A main method is always static in nature because it must be accessible for an application to run, before any instantiation should take place.

# static block
The static block, is a block of statement inside a Java class that will be executed when a class is first loaded in to the JVM. A static block helps to initialize the static data members, just like constructors help to initialize instance members

[Q-11] Why Strings are immutable (Objects) ?

[A-11] - First of lets understand what the term immutable stands for. In generic terminology immutable objects are the ones whose every modification creates a new String (Object)or more over an immutable object is something whose state cannot be modified when after it has been created.

- Referenced Variables - In a string pool facility a same string can be referenced through many “referenced variables” for example “sampleStr” can be denoted by two String objects Str1=”sampleStr”; and Str2 = “sampleStr”;  in case of mutable scenario changes in sampleStr for Str1 will be reflected everywhere which is not required.

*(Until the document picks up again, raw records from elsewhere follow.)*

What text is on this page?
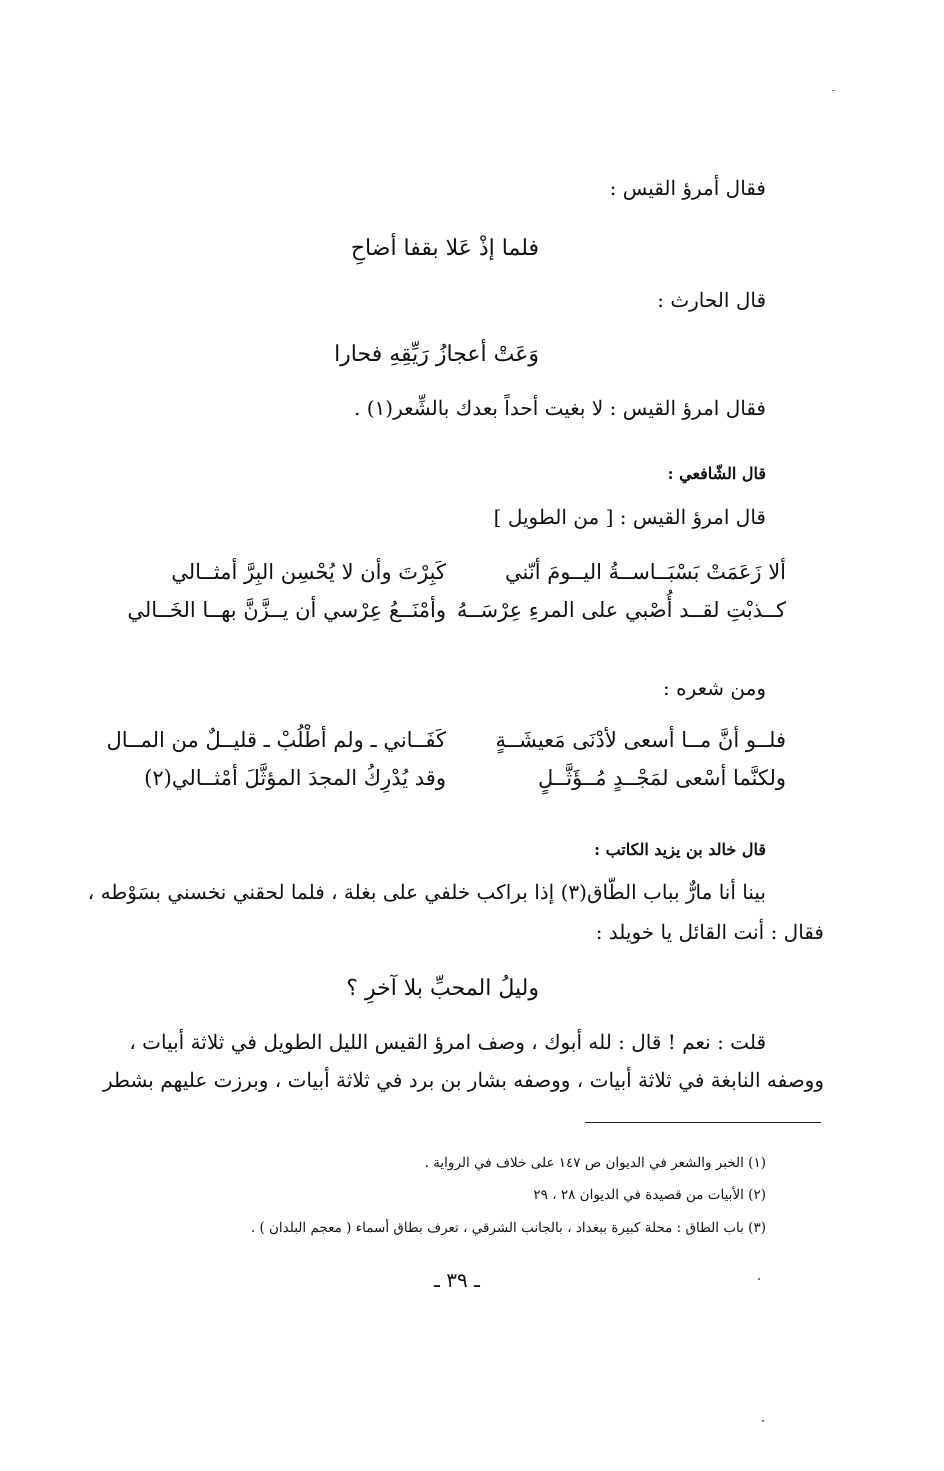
فقال أمرؤ القيس :
فلما إذْ عَلا بقفا أضاحِ
قال الحارث :
وَعَتْ أعجازُ رَيِّقِهِ فحارا
فقال امرؤ القيس : لا بغيت أحداً بعدك بالشِّعر(١) .
قال الشّافعي :
قال امرؤ القيس : [ من الطويل ]
ألا زَعَمَتْ بَسْبَــاســةُ اليــومَ أنّني
كَبِرْتَ وأن لا يُحْسِن البِرَّ أمثــالي
كــذبْتِ لقــد أُصْبي على المرءِ عِرْسَــهُ
وأمْنَــعُ عِرْسي أن يــزَّنَّ بهــا الخَــالي
ومن شعره :
فلــو أنَّ مــا أسعى لأدْنَى مَعيشَــةٍ
كَفَــاني ـ ولم أطْلُبْ ـ قليــلٌ من المــال
ولكنَّما أسْعى لمَجْــدٍ مُــؤَثَّــلٍ
وقد يُدْرِكُ المجدَ المؤثَّلَ أمْثــالي(٢)
قال خالد بن يزيد الكاتب :
بينا أنا مارٌّ بباب الطّاق(٣) إذا براكب خلفي على بغلة ، فلما لحقني نخسني بسَوْطه ،
فقال : أنت القائل يا خويلد :
وليلُ المحبِّ بلا آخرِ ؟
قلت : نعم ! قال : لله أبوك ، وصف امرؤ القيس الليل الطويل في ثلاثة أبيات ،
ووصفه النابغة في ثلاثة أبيات ، ووصفه بشار بن برد في ثلاثة أبيات ، وبرزت عليهم بشطر
(١) الخبر والشعر في الديوان ص ١٤٧ على خلاف في الرواية .
(٢) الأبيات من قصيدة في الديوان ٢٨ ، ٢٩
(٣) باب الطاق : محلة كبيرة ببغداد ، بالجانب الشرقي ، تعرف بطاق أسماء ( معجم البلدان ) .
ـ ٣٩ ـ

- Security Threat - Strings are passed as the parameters for various secure methods if make it mutable then anyone can gain access or modify it, that leads to serious vulnerabilities.

- Sync issues - immutability offers safe handling of strings in multi-threaded environments, needn’t to synchronize the string operations externally.

- Caching hashcode -  Being immutable Strings caches its hashcode and don’t re-calculate them again and again making it fast and usable as hashmap key, thus guarantees hashcode to be same on multiple occurences.

- Class Loading -  Strings is used by class loading mechanism and have profound and fundamental aspects of security with it.

[Q-12] Why Char arrays are preferred over Strings for storing passwords?

[A-12] - Since strings are immutable they might be present in string pool till garbage collector truncates them, thats why the probability of their reuse by someone who have access to memory dump (as if the password is stored in plain text). java itself recommends the same. printing of plain text on consoles and logs is pretty high as in case of char array only memory location gets printed.

[Q-13] What is the difference between String Builder and String Buffer classes ?

[A-13] - String Buffer’s all public methods are synchronized which make it thread-safe but at the same time slow. String Builder is not synchronized thus fast, else everything is nearly same. These are the used to get rid of String class immutable problem which overwhelms the memory heap on various operations over string.

[Q-14] Why use of == comparison operator in comparing Strings are discouraged ?

[A-14] - Because ‘==’ just check the if the compared reference variables points towards the same string in the java heap (reference equality) and since strings are immutable thats why it gives sense to the fact that two string literals in the string pool set refer same string object which gives sense that ‘==’ comparison is almost wrong way to do this.

[Q-15] Significance of Runnable interface ?

[A-15] - Implementing runnable interface is one of the ways to create java thread, public void run() is the only method that needs to be overridden for the same.
- Runnable provides the means for the class to be active while not sub-classing it.
- Runnable should be used by any class whose instances are intented to be used by a thread.
- Runnable interface should be used when you are planning to override the run() method not any other Thread Class method.

[Q-16] What is an Adapter Class ?

[A-16] -  Adapter Class is normal class that acts as an Adapter between the Interface and the Class implementing it, such as it only contains empty implementations of all the interface methods.
Benefit - Concrete class using adapter class needn't to implement all the methods unlike implementing the interface. Thus reducing code length and code complexity.
Example - Generic Servlet acts as adapter class for Servlet Interface.